The issue of the rights that we have, as human beings, is one of great importance. In the founding documents of the United States, for example. mention is made to the rights of life, liberty, and the pursuit of happiness. The Bill of Rights lays out various human rights like free speech, freedom of religion, freedom to bear arms, and several others.

Additionally, there are arguments over what other human rights should be. Should health care be a right? Does every person have the right to a job? A home?

Importance of Nature

From an ecological standpoint, we know that nature is very important. The vast array of life fits together in a great pattern. Each species has a niche, or a role, to play in making the world work properly. If you upset that delicate balance, it can have catastrophic impacts on all living things.

We humans are in the process of disturbing that balance. Through growing numbers, humans are crowing out other animals. We are clearing forest in order to grow crops for food or to support animal farming. Many species are endangered, and several have already gone extinct.

Humans and Nature

Tying these two ideas together, do we as humans have a right to have access to nature? Studies show that humans benefit from time in a natural setting. Time away from cities, and artificial noise, calms the nerves and leads to a more positive outlook on life. Should we all haveĀ  access to a place we can go to escape urban life? To forget, if only for a little while, the hustle and bustle of modern life?

Moreover, does nature itself have a right to exist? Should there be areas set aside that will not be used for human development? Not used for further cities, or for farming or other human-related activities?

There are several examples of the grandeur of nature that have been set aside as national parks or forests. These include the Grand Canyon, Yellowstone Park, the Great Smoky Mountains, and many others. But beyond these natural wonders, should there be some land that exists to maintain biodiversity, and as a refuge for plants and animals, and the ecosystem in general?

Or is it the case that any parcel of land exists only for humans to use as necessary? If space or natural resources become scarce enough, can any and every place be used? Are the needs of humans more important than the needs of any other species on the planet?

Does nature have rights? Or are rights only reserved for humans?

Related questions: How can we maintain wonder? What is your retreat from the world? How can we appreciate life more? What is keeping us from sustaining the planet?

What Is Beauty?

There are many things that can be considered beautiful. For example, you might consider a painting a thing of great beauty. A particular song, a pair of shoes, a deer in the woods, an elegant theorem — all might be considered beautiful.

But what exactly does that mean?

Studies have been done where people rate the attractiveness of faces shown to them.
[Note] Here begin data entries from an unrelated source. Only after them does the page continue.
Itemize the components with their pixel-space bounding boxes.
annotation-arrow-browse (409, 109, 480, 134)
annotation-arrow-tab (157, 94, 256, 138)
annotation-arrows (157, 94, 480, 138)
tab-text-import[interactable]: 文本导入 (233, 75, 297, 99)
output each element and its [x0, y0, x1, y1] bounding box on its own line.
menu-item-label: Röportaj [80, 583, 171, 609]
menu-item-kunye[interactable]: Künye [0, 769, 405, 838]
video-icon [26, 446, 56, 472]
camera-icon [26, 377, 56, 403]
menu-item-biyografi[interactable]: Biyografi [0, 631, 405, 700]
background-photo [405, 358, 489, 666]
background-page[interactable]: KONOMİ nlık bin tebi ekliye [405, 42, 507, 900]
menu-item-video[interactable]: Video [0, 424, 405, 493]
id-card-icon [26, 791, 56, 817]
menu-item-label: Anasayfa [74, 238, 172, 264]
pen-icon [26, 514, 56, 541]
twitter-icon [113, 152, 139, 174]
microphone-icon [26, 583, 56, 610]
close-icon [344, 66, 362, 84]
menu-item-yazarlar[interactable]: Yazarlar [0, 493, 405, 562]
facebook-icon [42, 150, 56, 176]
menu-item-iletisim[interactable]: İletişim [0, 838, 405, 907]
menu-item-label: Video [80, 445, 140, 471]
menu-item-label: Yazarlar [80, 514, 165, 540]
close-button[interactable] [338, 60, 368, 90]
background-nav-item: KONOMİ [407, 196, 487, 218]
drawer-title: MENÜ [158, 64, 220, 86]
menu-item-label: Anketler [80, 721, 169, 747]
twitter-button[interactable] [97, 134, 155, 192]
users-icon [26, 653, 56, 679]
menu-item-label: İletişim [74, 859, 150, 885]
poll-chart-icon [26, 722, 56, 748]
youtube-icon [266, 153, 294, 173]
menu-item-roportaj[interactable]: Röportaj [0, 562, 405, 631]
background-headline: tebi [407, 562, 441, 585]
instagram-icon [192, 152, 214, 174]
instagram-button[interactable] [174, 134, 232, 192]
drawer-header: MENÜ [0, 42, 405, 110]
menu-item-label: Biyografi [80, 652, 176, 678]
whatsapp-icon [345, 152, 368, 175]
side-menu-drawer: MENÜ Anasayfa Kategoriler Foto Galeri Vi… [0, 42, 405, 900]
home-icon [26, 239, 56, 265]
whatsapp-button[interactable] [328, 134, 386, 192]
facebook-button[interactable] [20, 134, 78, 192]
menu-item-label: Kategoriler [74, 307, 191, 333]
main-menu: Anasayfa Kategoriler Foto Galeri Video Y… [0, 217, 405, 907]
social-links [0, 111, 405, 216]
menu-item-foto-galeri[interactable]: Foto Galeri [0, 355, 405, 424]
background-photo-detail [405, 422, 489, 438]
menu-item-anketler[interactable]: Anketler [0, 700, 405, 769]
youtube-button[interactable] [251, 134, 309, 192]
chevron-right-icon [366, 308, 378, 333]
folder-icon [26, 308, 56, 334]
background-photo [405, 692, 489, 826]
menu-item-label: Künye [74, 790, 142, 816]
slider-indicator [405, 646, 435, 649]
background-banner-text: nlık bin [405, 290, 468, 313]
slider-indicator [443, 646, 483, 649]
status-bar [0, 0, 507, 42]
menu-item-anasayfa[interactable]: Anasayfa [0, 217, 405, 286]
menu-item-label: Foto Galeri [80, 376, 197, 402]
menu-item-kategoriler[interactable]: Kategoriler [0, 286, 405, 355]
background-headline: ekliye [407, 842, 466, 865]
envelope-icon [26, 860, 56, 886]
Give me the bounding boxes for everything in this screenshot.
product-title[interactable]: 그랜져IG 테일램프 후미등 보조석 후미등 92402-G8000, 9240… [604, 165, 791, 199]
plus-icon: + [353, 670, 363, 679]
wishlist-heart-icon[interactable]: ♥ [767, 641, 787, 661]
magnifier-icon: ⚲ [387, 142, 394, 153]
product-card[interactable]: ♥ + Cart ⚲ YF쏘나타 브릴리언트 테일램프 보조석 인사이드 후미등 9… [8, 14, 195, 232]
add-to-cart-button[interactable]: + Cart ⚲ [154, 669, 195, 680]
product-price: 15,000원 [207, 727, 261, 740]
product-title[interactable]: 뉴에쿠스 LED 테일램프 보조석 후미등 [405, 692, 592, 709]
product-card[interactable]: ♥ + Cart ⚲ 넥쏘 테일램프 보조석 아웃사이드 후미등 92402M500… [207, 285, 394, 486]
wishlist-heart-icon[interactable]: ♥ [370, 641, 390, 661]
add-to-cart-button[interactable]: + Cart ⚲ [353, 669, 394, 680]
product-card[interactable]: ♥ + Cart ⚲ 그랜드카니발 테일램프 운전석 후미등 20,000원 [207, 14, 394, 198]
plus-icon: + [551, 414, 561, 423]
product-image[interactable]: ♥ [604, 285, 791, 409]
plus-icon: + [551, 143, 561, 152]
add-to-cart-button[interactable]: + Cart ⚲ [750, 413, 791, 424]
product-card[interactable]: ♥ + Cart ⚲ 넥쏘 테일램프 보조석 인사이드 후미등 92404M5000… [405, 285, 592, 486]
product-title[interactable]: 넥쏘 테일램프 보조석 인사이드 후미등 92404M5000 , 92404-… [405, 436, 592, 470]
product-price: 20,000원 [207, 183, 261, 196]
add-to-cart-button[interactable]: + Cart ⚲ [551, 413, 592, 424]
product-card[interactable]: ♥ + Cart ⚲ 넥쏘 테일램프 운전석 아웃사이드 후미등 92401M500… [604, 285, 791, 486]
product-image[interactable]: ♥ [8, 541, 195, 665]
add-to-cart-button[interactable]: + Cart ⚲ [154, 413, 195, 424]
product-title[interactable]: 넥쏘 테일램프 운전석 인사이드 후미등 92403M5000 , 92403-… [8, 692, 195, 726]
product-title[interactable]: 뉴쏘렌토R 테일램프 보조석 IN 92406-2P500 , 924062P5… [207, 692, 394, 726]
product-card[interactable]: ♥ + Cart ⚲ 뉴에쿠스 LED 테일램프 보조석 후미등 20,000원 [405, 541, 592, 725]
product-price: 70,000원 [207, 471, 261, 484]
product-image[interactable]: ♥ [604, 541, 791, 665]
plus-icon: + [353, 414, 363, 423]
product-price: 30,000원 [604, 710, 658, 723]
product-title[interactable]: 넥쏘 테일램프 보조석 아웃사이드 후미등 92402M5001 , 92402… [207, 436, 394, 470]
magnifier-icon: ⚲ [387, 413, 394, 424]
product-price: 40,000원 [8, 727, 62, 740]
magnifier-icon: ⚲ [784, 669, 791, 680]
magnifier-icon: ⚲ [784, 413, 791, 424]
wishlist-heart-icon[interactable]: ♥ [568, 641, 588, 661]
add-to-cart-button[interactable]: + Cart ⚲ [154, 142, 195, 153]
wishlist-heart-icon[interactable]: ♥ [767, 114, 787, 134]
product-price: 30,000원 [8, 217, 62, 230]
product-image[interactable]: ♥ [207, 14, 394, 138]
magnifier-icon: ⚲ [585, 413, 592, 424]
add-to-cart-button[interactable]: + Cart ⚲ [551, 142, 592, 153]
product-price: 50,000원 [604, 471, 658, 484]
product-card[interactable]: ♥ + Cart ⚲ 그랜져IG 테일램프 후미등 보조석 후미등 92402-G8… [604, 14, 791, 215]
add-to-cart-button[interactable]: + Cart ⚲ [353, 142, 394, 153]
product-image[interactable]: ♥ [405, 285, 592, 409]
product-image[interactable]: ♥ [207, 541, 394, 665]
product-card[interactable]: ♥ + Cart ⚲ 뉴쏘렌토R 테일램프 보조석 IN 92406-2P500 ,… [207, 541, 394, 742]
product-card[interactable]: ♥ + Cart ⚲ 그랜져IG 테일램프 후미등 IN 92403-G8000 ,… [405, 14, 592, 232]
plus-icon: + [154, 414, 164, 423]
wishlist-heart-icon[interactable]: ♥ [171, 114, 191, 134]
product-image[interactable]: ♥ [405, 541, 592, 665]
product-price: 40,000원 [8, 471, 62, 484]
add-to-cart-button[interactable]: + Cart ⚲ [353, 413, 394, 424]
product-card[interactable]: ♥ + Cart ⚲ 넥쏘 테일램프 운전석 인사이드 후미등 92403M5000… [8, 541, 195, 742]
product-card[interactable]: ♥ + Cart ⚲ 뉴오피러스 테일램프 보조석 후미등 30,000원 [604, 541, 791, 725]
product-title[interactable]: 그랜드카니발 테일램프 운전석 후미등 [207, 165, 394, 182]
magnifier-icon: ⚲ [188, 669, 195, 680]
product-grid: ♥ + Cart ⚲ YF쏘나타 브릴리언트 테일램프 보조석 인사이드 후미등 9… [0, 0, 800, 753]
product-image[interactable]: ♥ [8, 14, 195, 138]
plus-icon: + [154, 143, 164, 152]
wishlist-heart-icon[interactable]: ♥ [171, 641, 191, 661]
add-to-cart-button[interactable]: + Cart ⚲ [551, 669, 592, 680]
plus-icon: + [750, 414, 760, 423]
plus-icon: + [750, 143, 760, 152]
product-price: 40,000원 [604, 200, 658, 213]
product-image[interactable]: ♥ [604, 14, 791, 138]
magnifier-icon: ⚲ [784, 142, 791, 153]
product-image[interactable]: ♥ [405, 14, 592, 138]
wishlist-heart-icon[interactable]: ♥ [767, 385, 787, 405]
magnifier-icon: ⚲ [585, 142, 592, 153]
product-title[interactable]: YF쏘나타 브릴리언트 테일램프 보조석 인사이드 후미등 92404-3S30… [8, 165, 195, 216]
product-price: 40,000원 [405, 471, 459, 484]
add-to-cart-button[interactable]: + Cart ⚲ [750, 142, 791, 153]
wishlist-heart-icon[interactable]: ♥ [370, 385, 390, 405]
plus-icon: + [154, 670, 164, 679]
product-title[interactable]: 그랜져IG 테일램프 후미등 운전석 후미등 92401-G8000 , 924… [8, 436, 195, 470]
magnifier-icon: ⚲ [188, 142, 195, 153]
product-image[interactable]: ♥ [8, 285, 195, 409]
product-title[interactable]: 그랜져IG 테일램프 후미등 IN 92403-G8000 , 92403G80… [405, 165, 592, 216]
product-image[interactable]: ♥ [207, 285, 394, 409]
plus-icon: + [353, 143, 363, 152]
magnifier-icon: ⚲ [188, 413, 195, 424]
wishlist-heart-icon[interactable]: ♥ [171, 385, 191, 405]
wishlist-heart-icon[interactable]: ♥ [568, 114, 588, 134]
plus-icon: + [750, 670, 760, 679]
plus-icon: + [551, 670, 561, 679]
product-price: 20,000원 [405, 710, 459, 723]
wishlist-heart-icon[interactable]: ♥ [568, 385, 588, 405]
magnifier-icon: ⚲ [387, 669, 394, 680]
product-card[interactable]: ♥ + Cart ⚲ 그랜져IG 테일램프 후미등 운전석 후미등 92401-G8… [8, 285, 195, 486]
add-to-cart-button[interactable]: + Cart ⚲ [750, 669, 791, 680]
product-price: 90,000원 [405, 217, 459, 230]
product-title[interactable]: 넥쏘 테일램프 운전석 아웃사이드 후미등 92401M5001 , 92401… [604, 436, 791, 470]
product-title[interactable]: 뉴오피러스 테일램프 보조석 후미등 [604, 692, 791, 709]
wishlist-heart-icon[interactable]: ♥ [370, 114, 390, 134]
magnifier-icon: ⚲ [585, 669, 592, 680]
As it turns out, people tend to prefer a face that is more symmetrical. Why? The presumption is that symmetry denotes health, which means a good candidate for successful mating. What we find beautiful is encoded in our genes as an evolutionary strategy.

Or is it? It seems that notions of beauty change over time. In the middle ages, women as depicted in paintings tended to be larger than the wafer-thin models that stride the catwalks.

Are we simply programmed by our society as to what constitutes beauty? The people we see in magazines and on television… are they in our media because they are beautiful, or do we consider them to be beautiful because they are in our media?

Similarly, we can consider the art world. Imagine a particular painting is prominently displayed in a museum, or is sold for a large sum of money, or is presented in an art history class. Might we not start to assume it has great beauty?

Some people describe ideas as being beautiful. But what does beauty mean in that case? Does it simply mean that it is useful? Some might describe a theory that explains a complicated idea in a few short words or equations as elegant. Is “beauty” in this case just a synonym for “simple”? And do we mean the same thing when talking about art, or ideas, or faces?

What is beauty?

Related questions: Why do we like what we like? How much of our thoughts are our own? How important is the artist to art?